The tablet is useful because it can let you put what you write in electronic form and then search it, copy it, or move it around easily. Having to carry around a warm, battery-powered device with a screen that probably gets scratched up as you use it isn't convenient. There's a medium out there right now that is portable, durable, and has incredible display fidelity: paper. It's really hard for a tablet-like PC to get near paper in all those regards (Just look at how much praise is lavished on Windows for Tablets for the great lengths it goes through to make your writing look like actual penstrokes).

What really needs to happen is the pen-based PC. That is, the entire computer is in the pen. Siemens kind of got this one wrong for phones a while back, but I think that idea has promise for tablet-based computing. If you could cram a processor and memory into a comfortable, working pen, it could then simply record your pen strokes as you write on regular paper. Later on, you plug it into your computer and dump off what you wrote. Since it kept all the information on acceleration and stroke strength, the software on your computer can later display, analyze, search, and convert the text you wrote.
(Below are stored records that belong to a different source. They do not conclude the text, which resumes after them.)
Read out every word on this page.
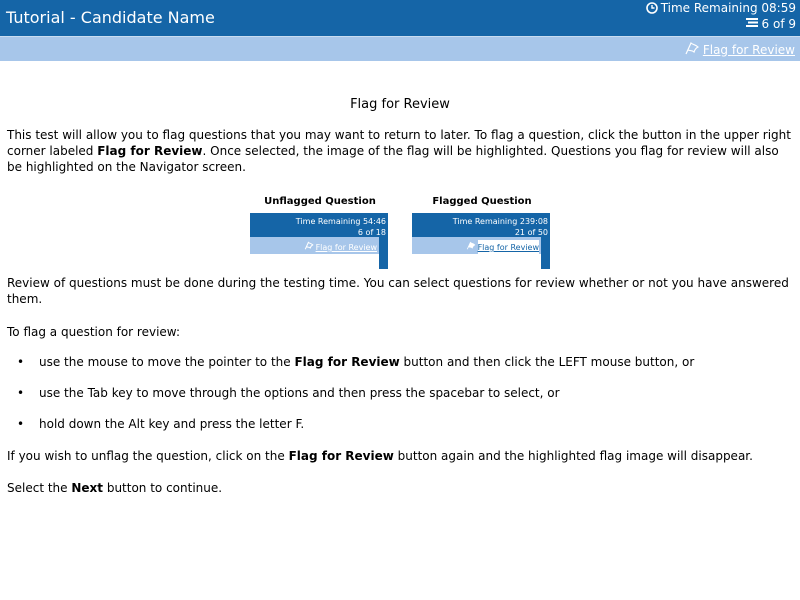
Tutorial - Candidate Name	Time Remaining 08:59
6 of 9
Flag for Review
Flag for Review

This test will allow you to flag questions that you may want to return to later. To flag a question, click the button in the upper right corner labeled Flag for Review. Once selected, the image of the flag will be highlighted. Questions you flag for review will also be highlighted on the Navigator screen.

Unflagged Question
Time Remaining 54:46
6 of 18
Flag for Review
Flagged Question
Time Remaining 239:08
21 of 50
Flag for Review

Review of questions must be done during the testing time. You can select questions for review whether or not you have answered them.

To flag a question for review:

• use the mouse to move the pointer to the Flag for Review button and then click the LEFT mouse button, or
• use the Tab key to move through the options and then press the spacebar to select, or
• hold down the Alt key and press the letter F.

If you wish to unflag the question, click on the Flag for Review button again and the highlighted flag image will disappear.

Select the Next button to continue.
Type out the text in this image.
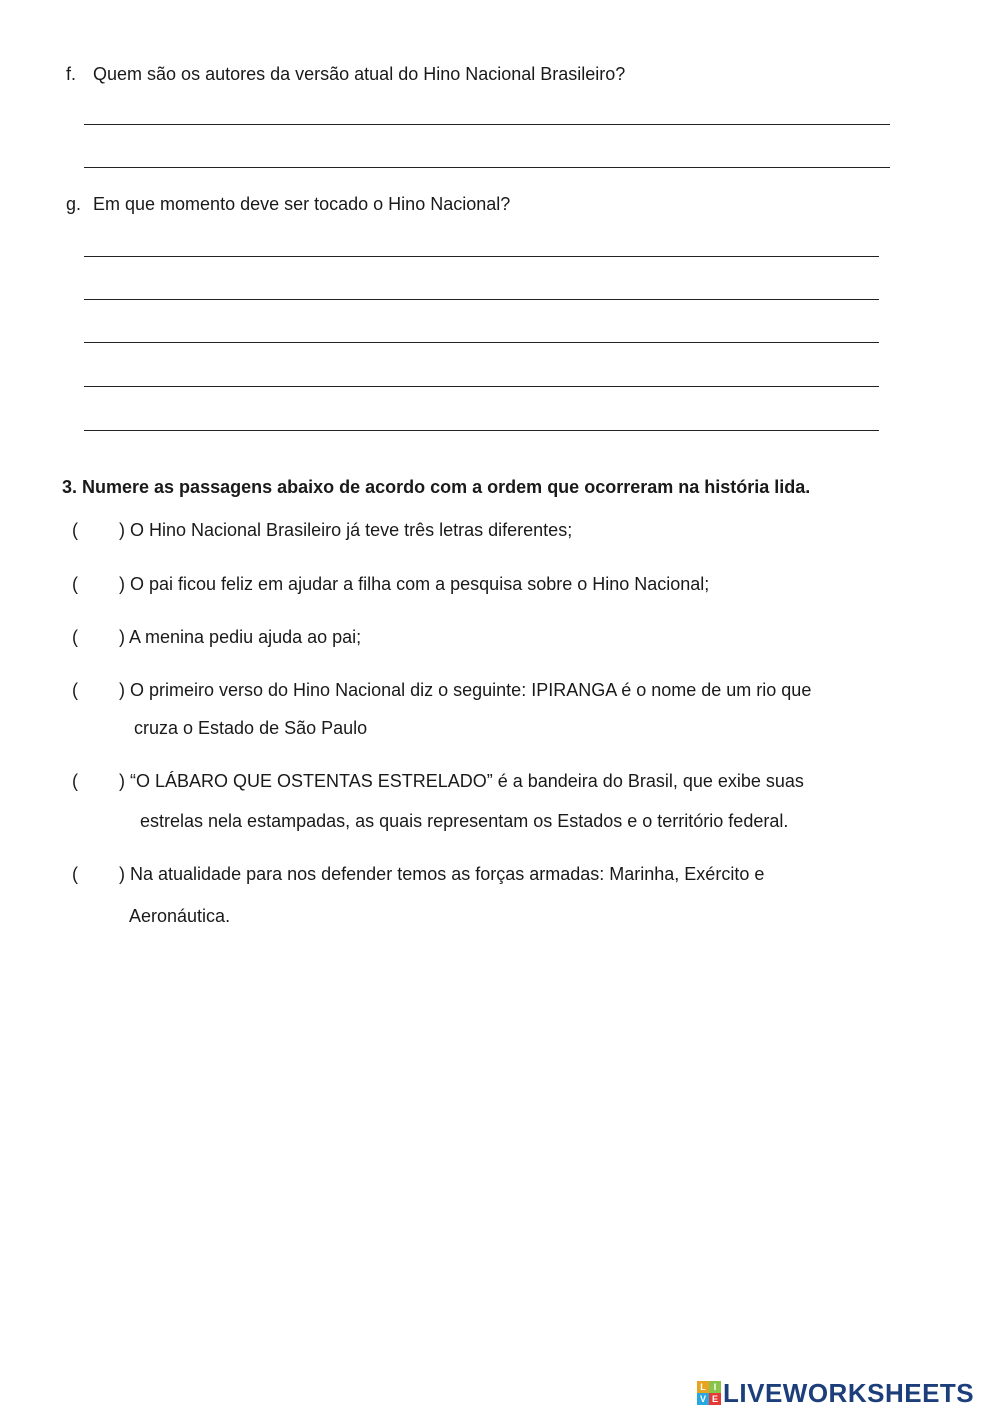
f. Quem são os autores da versão atual do Hino Nacional Brasileiro?
g. Em que momento deve ser tocado o Hino Nacional?
3. Numere as passagens abaixo de acordo com a ordem que ocorreram na história lida.
( ) O Hino Nacional Brasileiro já teve três letras diferentes;
( ) O pai ficou feliz em ajudar a filha com a pesquisa sobre o Hino Nacional;
( ) A menina pediu ajuda ao pai;
( ) O primeiro verso do Hino Nacional diz o seguinte: IPIRANGA é o nome de um rio que
cruza o Estado de São Paulo
( ) “O LÁBARO QUE OSTENTAS ESTRELADO” é a bandeira do Brasil, que exibe suas
estrelas nela estampadas, as quais representam os Estados e o território federal.
( ) Na atualidade para nos defender temos as forças armadas: Marinha, Exército e
Aeronáutica.
L I
V E LIVEWORKSHEETS
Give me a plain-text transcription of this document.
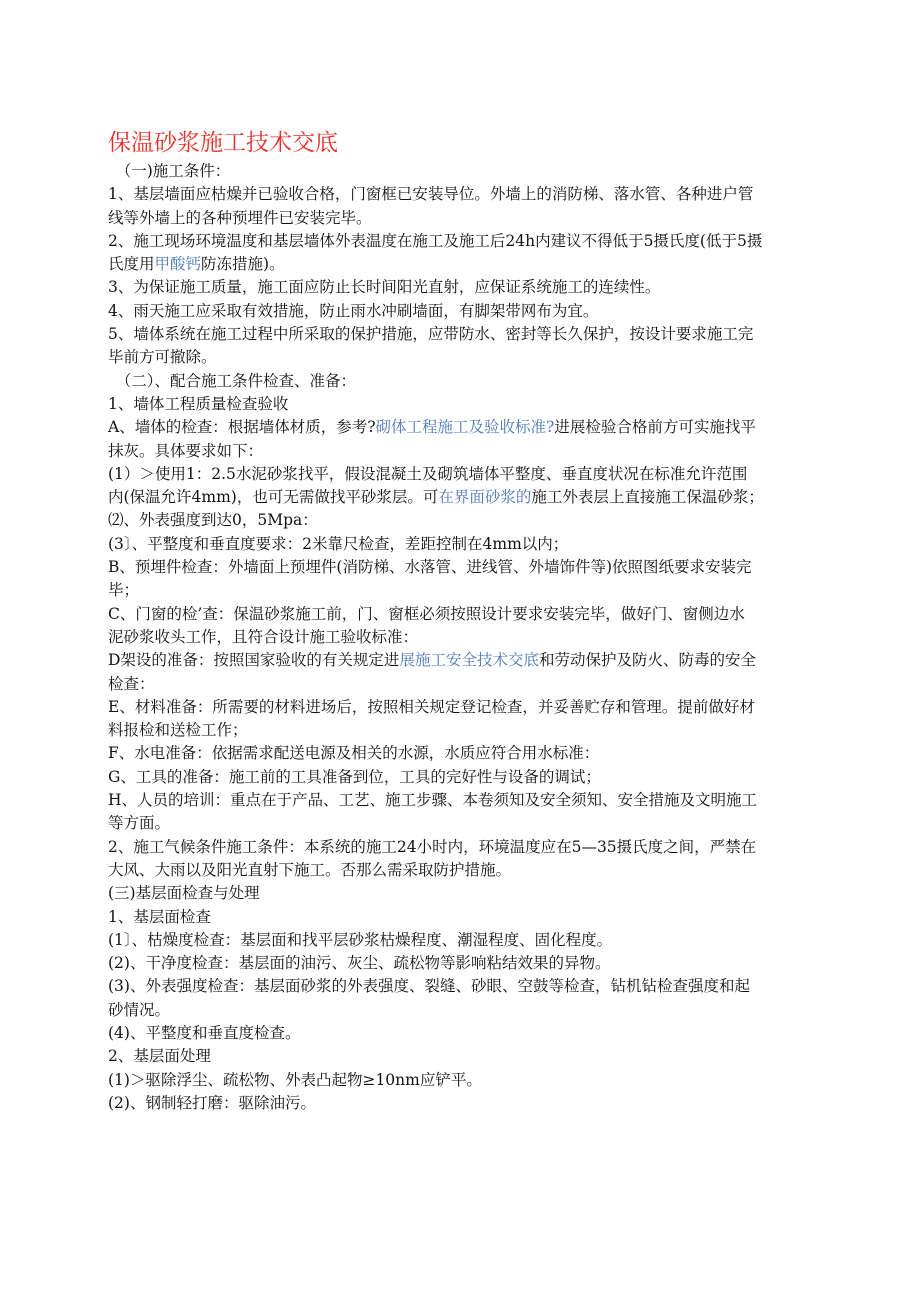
保温砂浆施工技术交底
　（一)施工条件：
1、基层墙面应枯燥并已验收合格，门窗框已安装导位。外墙上的消防梯、落水管、各种进户管
线等外墙上的各种预埋件已安装完毕。
2、施工现场环境温度和基层墙体外表温度在施工及施工后24h内建议不得低于5摄氏度(低于5摄
氏度用甲酸钙防冻措施)。
3、为保证施工质量，施工面应防止长时间阳光直射，应保证系统施工的连续性。
4、雨天施工应采取有效措施，防止雨水冲刷墙面，有脚架带网布为宜。
5、墙体系统在施工过程中所采取的保护措施，应带防水、密封等长久保护，按设计要求施工完
毕前方可撤除。
　（二）、配合施工条件检查、准备：
1、墙体工程质量检查验收
A、墙体的检查：根据墙体材质，参考?砌体工程施工及验收标准?进展检验合格前方可实施找平
抹灰。具体要求如下：
(1）＞使用1：2.5水泥砂浆找平，假设混凝土及砌筑墙体平整度、垂直度状况在标准允许范围
内(保温允许4mm)，也可无需做找平砂浆层。可在界面砂浆的施工外表层上直接施工保温砂浆；
⑵、外表强度到达0，5Mpa：
(3〕、平整度和垂直度要求：2米靠尺检查，差距控制在4mm以内；
B、预埋件检查：外墙面上预埋件(消防梯、水落管、进线管、外墙饰件等)依照图纸要求安装完
毕；
C、门窗的检’查：保温砂浆施工前，门、窗框必须按照设计要求安装完毕，做好门、窗侧边水
泥砂浆收头工作，且符合设计施工验收标准：
D架设的准备：按照国家验收的有关规定进展施工安全技术交底和劳动保护及防火、防毒的安全
检查：
E、材料准备：所需要的材料进场后，按照相关规定登记检查，并妥善贮存和管理。提前做好材
料报检和送检工作；
F、水电准备：依据需求配送电源及相关的水源，水质应符合用水标准：
G、工具的准备：施工前的工具准备到位，工具的完好性与设备的调试；
H、人员的培训：重点在于产品、工艺、施工步骤、本卷须知及安全须知、安全措施及文明施工
等方面。
2、施工气候条件施工条件：本系统的施工24小时内，环境温度应在5—35摄氏度之间，严禁在
大风、大雨以及阳光直射下施工。否那么需采取防护措施。
(三)基层面检查与处理
1、基层面检查
(1〕、枯燥度检查：基层面和找平层砂浆枯燥程度、潮湿程度、固化程度。
(2)、干净度检查：基层面的油污、灰尘、疏松物等影响粘结效果的异物。
(3)、外表强度检查：基层面砂浆的外表强度、裂缝、砂眼、空鼓等检查，钻机钻检查强度和起
砂情况。
(4)、平整度和垂直度检查。
2、基层面处理
(1)＞驱除浮尘、疏松物、外表凸起物≥10nm应铲平。
(2)、钢制轻打磨：驱除油污。
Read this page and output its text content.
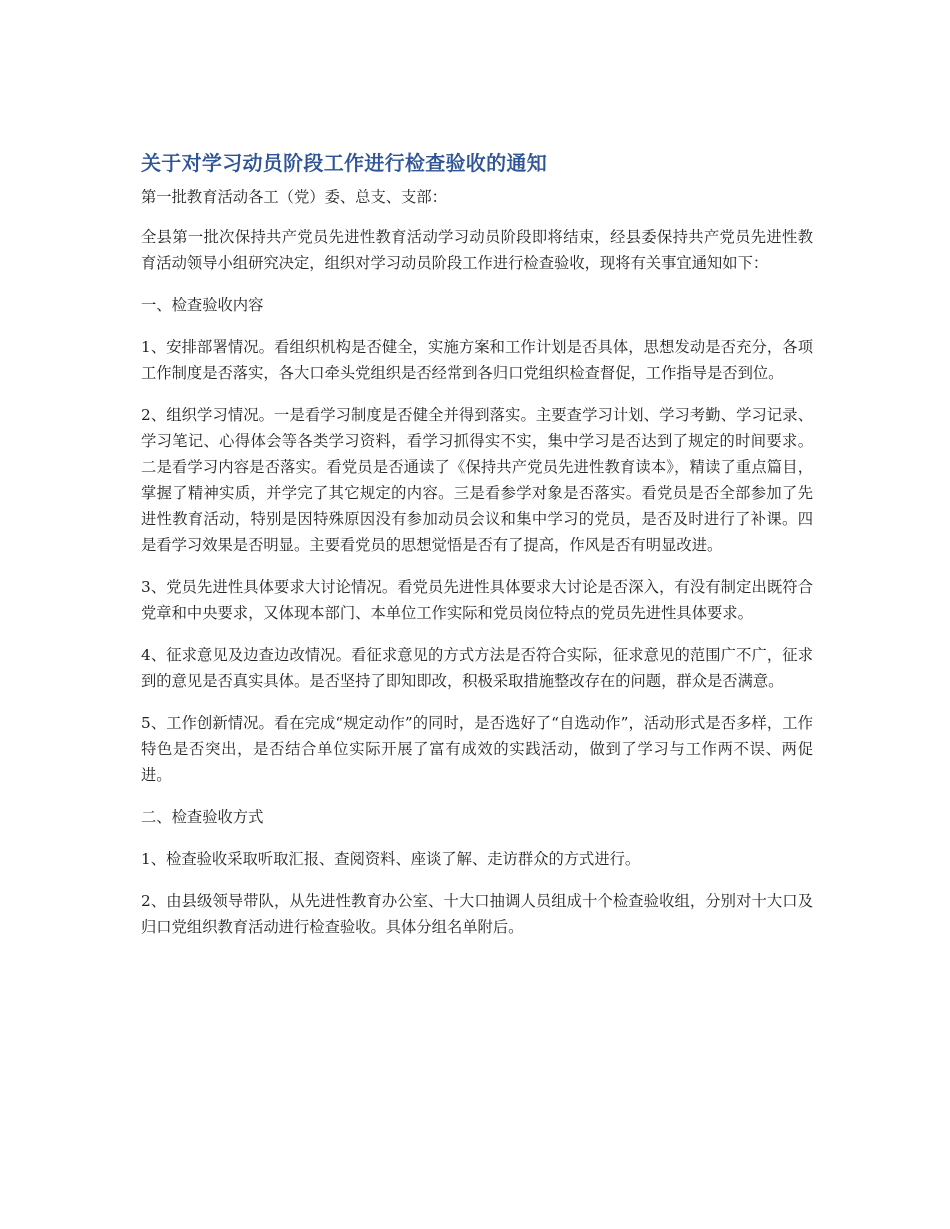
关于对学习动员阶段工作进行检查验收的通知

第一批教育活动各工（党）委、总支、支部：

全县第一批次保持共产党员先进性教育活动学习动员阶段即将结束，经县委保持共产党员先进性教育活动领导小组研究决定，组织对学习动员阶段工作进行检查验收，现将有关事宜通知如下：

一、检查验收内容

1、安排部署情况。看组织机构是否健全，实施方案和工作计划是否具体，思想发动是否充分，各项工作制度是否落实，各大口牵头党组织是否经常到各归口党组织检查督促，工作指导是否到位。

2、组织学习情况。一是看学习制度是否健全并得到落实。主要查学习计划、学习考勤、学习记录、学习笔记、心得体会等各类学习资料，看学习抓得实不实，集中学习是否达到了规定的时间要求。二是看学习内容是否落实。看党员是否通读了《保持共产党员先进性教育读本》，精读了重点篇目，掌握了精神实质，并学完了其它规定的内容。三是看参学对象是否落实。看党员是否全部参加了先进性教育活动，特别是因特殊原因没有参加动员会议和集中学习的党员，是否及时进行了补课。四是看学习效果是否明显。主要看党员的思想觉悟是否有了提高，作风是否有明显改进。

3、党员先进性具体要求大讨论情况。看党员先进性具体要求大讨论是否深入，有没有制定出既符合党章和中央要求，又体现本部门、本单位工作实际和党员岗位特点的党员先进性具体要求。

4、征求意见及边查边改情况。看征求意见的方式方法是否符合实际，征求意见的范围广不广，征求到的意见是否真实具体。是否坚持了即知即改，积极采取措施整改存在的问题，群众是否满意。

5、工作创新情况。看在完成“规定动作”的同时，是否选好了“自选动作”，活动形式是否多样，工作特色是否突出，是否结合单位实际开展了富有成效的实践活动，做到了学习与工作两不误、两促进。

二、检查验收方式

1、检查验收采取听取汇报、查阅资料、座谈了解、走访群众的方式进行。

2、由县级领导带队，从先进性教育办公室、十大口抽调人员组成十个检查验收组，分别对十大口及归口党组织教育活动进行检查验收。具体分组名单附后。
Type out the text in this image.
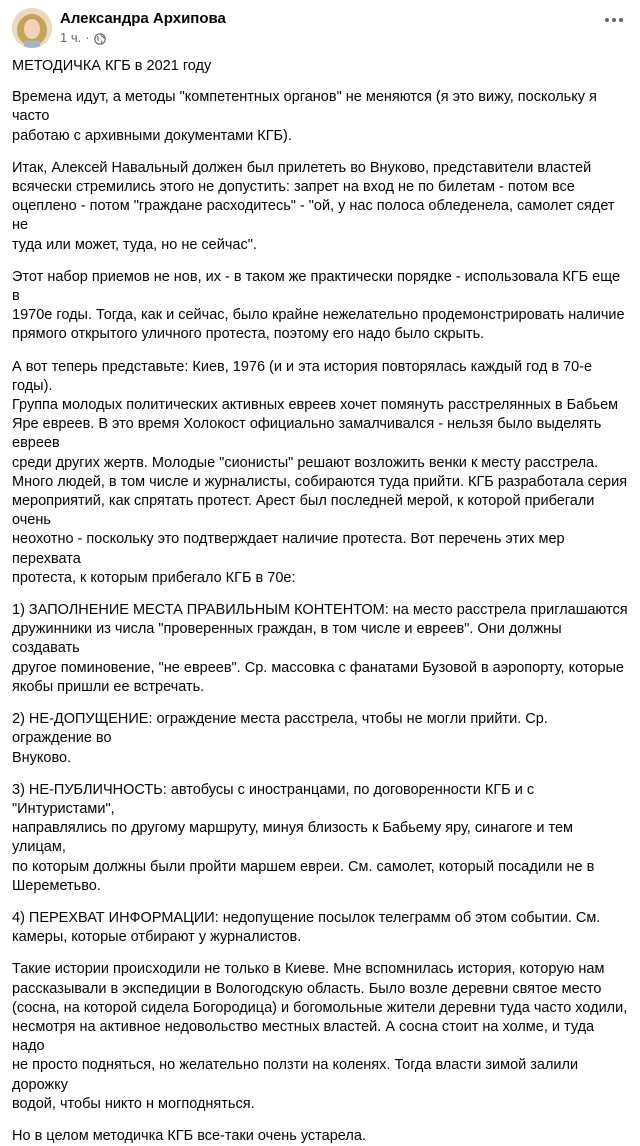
Александра Архипова
1 ч. ·

МЕТОДИЧКА КГБ в 2021 году

Времена идут, а методы "компетентных органов" не меняются (я это вижу, поскольку я часто
работаю с архивными документами КГБ).

Итак, Алексей Навальный должен был прилететь во Внуково, представители властей
всячески стремились этого не допустить: запрет на вход не по билетам - потом все
оцеплено - потом "граждане расходитесь" - "ой, у нас полоса обледенела, самолет сядет не
туда или может, туда, но не сейчас".

Этот набор приемов не нов, их - в таком же практически порядке - использовала КГБ еще в
1970е годы. Тогда, как и сейчас, было крайне нежелательно продемонстрировать наличие
прямого открытого уличного протеста, поэтому его надо было скрыть.

А вот теперь представьте: Киев, 1976 (и и эта история повторялась каждый год в 70-е годы).
Группа молодых политических активных евреев хочет помянуть расстрелянных в Бабьем
Яре евреев. В это время Холокост официально замалчивался - нельзя было выделять евреев
среди других жертв. Молодые "сионисты" решают возложить венки к месту расстрела.
Много людей, в том числе и журналисты, собираются туда прийти. КГБ разработала серия
мероприятий, как спрятать протест. Арест был последней мерой, к которой прибегали очень
неохотно - поскольку это подтверждает наличие протеста. Вот перечень этих мер перехвата
протеста, к которым прибегало КГБ в 70е:

1) ЗАПОЛНЕНИЕ МЕСТА ПРАВИЛЬНЫМ КОНТЕНТОМ: на место расстрела приглашаются
дружинники из числа "проверенных граждан, в том числе и евреев". Они должны создавать
другое поминовение, "не евреев". Ср. массовка с фанатами Бузовой в аэропорту, которые
якобы пришли ее встречать.

2) НЕ-ДОПУЩЕНИЕ: ограждение места расстрела, чтобы не могли прийти. Ср. ограждение во
Внуково.

3) НЕ-ПУБЛИЧНОСТЬ: автобусы с иностранцами, по договоренности КГБ и с "Интуристами",
направлялись по другому маршруту, минуя близость к Бабьему яру, синагоге и тем улицам,
по которым должны были пройти маршем евреи. См. самолет, который посадили не в
Шереметьво.

4) ПЕРЕХВАТ ИНФОРМАЦИИ: недопущение посылок телеграмм об этом событии. См.
камеры, которые отбирают у журналистов.

Такие истории происходили не только в Киеве. Мне вспомнилась история, которую нам
рассказывали в экспедиции в Вологодскую область. Было возле деревни святое место
(сосна, на которой сидела Богородица) и богомольные жители деревни туда часто ходили,
несмотря на активное недовольство местных властей. А сосна стоит на холме, и туда надо
не просто подняться, но желательно ползти на коленях. Тогда власти зимой залили дорожку
водой, чтобы никто н могподняться.

Но в целом методичка КГБ все-таки очень устарела.
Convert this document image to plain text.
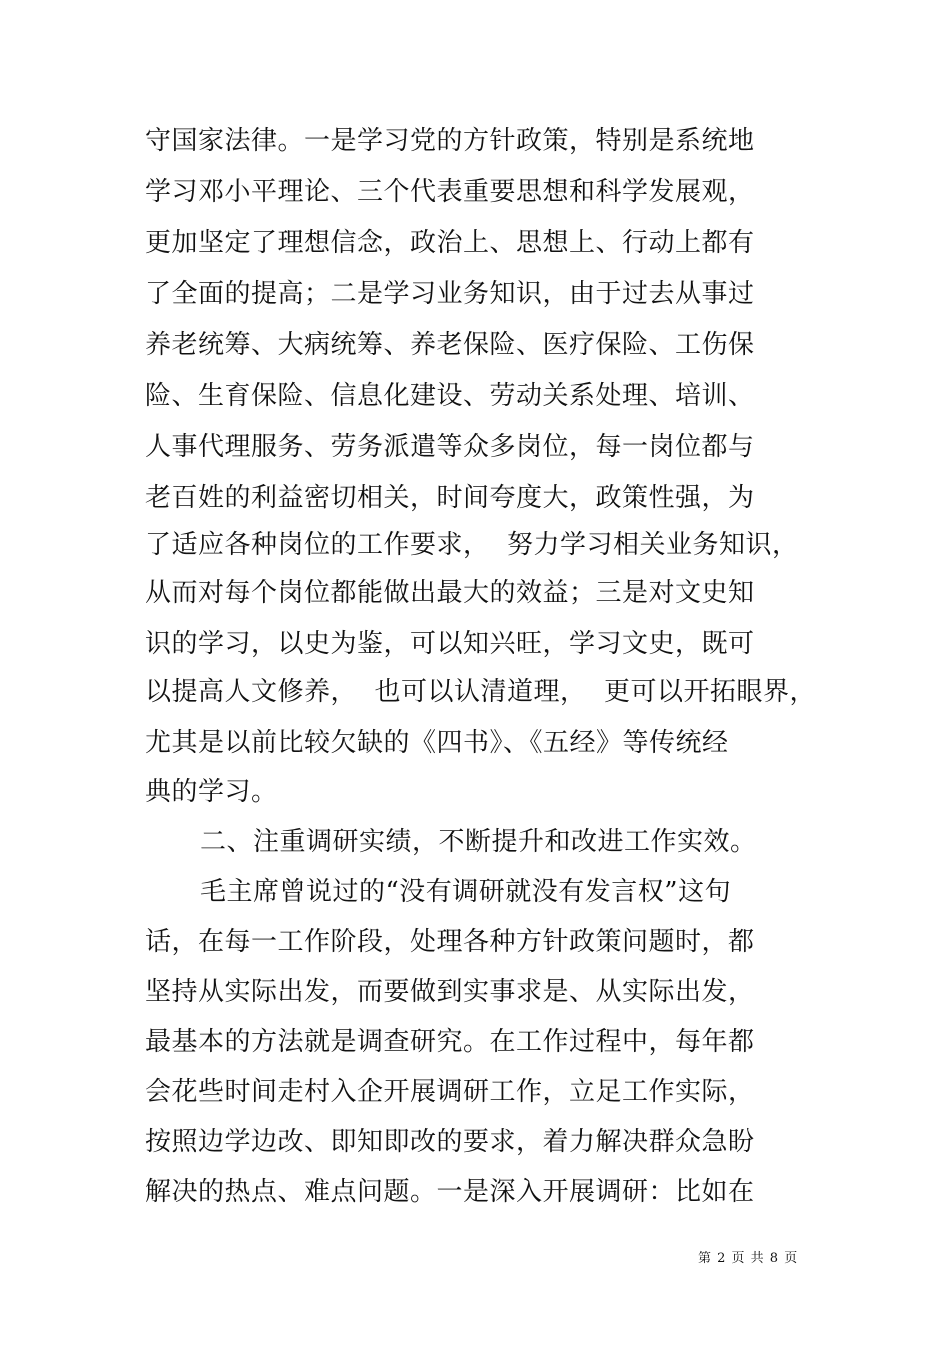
守国家法律。一是学习党的方针政策，特别是系统地
学习邓小平理论、三个代表重要思想和科学发展观，
更加坚定了理想信念，政治上、思想上、行动上都有
了全面的提高；二是学习业务知识，由于过去从事过
养老统筹、大病统筹、养老保险、医疗保险、工伤保
险、生育保险、信息化建设、劳动关系处理、培训、
人事代理服务、劳务派遣等众多岗位，每一岗位都与
老百姓的利益密切相关，时间夸度大，政策性强，为
了适应各种岗位的工作要求，  努力学习相关业务知识，
从而对每个岗位都能做出最大的效益；三是对文史知
识的学习，以史为鉴，可以知兴旺，学习文史，既可
以提高人文修养，  也可以认清道理，  更可以开拓眼界，
尤其是以前比较欠缺的《四书》、《五经》等传统经
典的学习。
二、注重调研实绩，不断提升和改进工作实效。
毛主席曾说过的“没有调研就没有发言权”这句
话，在每一工作阶段，处理各种方针政策问题时，都
坚持从实际出发，而要做到实事求是、从实际出发，
最基本的方法就是调查研究。在工作过程中，每年都
会花些时间走村入企开展调研工作，立足工作实际，
按照边学边改、即知即改的要求，着力解决群众急盼
解决的热点、难点问题。一是深入开展调研：比如在
第 2 页 共 8 页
Of course, this does require some slight changes to the interface for pens. Instead of the usual "just write" interface, you would need a button to indicate that you are writing on a new page. While that might be strange, people seem to have gotten used to periodically clicking their mechanical pencils for more lead, so it strikes me as something that people could adapt to, given the potential benefits of a logging pen. The software that runs on the PC could let the user do a lot of the work to clean up any mistakes they might have made.

Microsoft will never do this, though. Obviously: they're only interested in devices that let them sell more copies of Windows (just look at their strategy, they're trying to get you to buy more copies of it: Windows for your computer! Windows for your servers! Windows for your game systems! Windows for your VCR! Windows for your portable music player! Windows for your cell phone! ...) However, the upside is that when you take the complexity of the tablet PC out of the equation, it becomes a much cheaper product to design and manufacture. Someone could actually give Microsoft's tablet PCs a run for their money on this (and I believe win, of course).

Too bad I'm not going into entrepreneurship. I'd buy that pen.